Le concept de couleur est un des premiers que l’on maîtrise dans la petite enfance, à tel point qu’il peut sembler totalement évident. Et pourtant.
Ce qu’on appelle "couleur" est en fait une sensation générée par notre cerveau en réponse à la lumière. Plus précisément, à la longueur d’onde de la lumière qui frappe notre œil, or il s’agit seulement d’une toute petite portion du spectre électromagnétique, entre 400 nm (violet) et 700 nm (rouge).
Ainsi, bien que nous ayons l’impression qu’il existe une infinité de couleurs dans la nature, nous autres humains n’en voyons qu’une palette très restreinte : les papillons voient littéralement les ultraviolets, certains serpents voient l’infrarouge et la crevette-mante possède 16 types de cônes (contre 3 pour les humains : bleu-vert-rouge), lui permettant ainsi de voir des couleurs qu’on ne peut même pas conceptualiser.
Conséquences assez renversantes : les objets n’ont donc pas de couleur en soi, seulement une perception propre à chacun de nous. Qui plus est, le monde possède une infinité "couleurs" qu’on ne verra jamais parce que notre biologie ne nous le permet pas.
Nous sommes dans une bulle sensorielle.
Mais alors, comment dépasser ou jouer avec ces limitations de notre cerveau ?
Les trois artistes internationaux du nouveau group-show « Spectrum » de la Galerie Bessaud, visible du 17 avril au 31 mai se sont penchés sur la question, dans des œuvres abstraites utilisant des mediums étonnants pour retranscrire les spectres coloriels et où les limites de notre esprit sont repoussées pour, qui sait, nous permettre de faire exploser cette bulle ?
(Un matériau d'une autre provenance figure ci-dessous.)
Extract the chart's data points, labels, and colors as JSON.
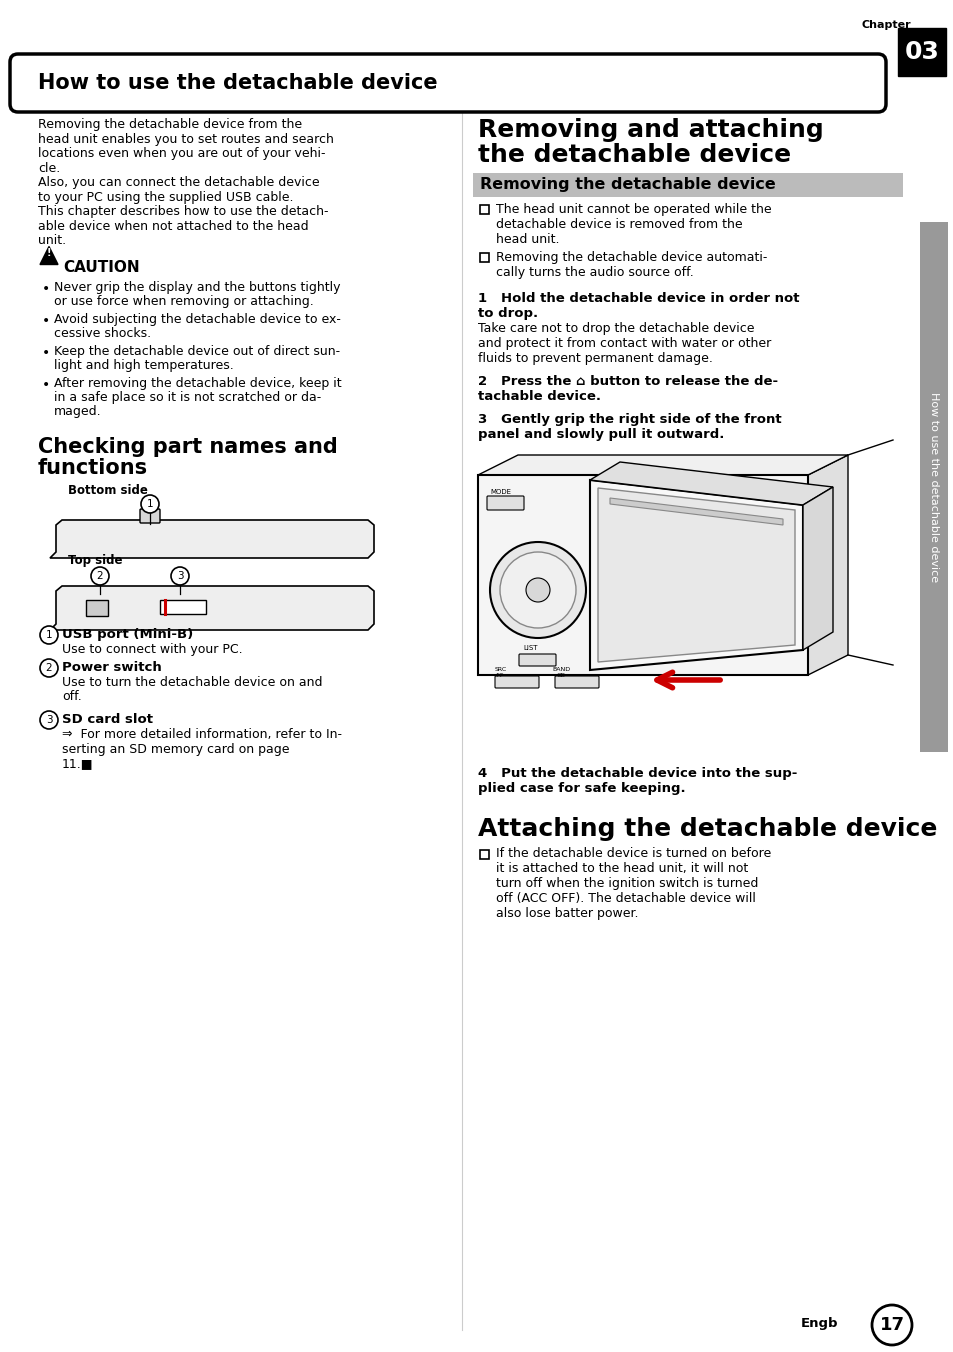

Pour l’américain Ryan Crotty, d'Auburn, dans le Nebraska, cette quête passe par une technique bien particulière.
Héritier du Colorfield Painting popularisé par Rothko, il fait uniquement appel aux 3 couleurs primaires du spectre lumineux, sous forme de gels translucides qu’il superpose couche après couche directement sur la toile à l’aide de longues spatules. À partir de 3 couleurs en naissent alors une infinité, sans qu’aucun mélange n’ait été fait : c’est finalement notre cerveau qui réalise, à lui seul, tout le travail à la place du peintre grâce aux jeux de transparence et de superpositions… Il remet ainsi en question notre interprétation visuelle d’une surface bi-dimensionnelle et nous aide à atteindre notre moment de grâce esthétique par de grands aplats abstraits de couleurs et les vibrations visuelles qu’ils suscitent.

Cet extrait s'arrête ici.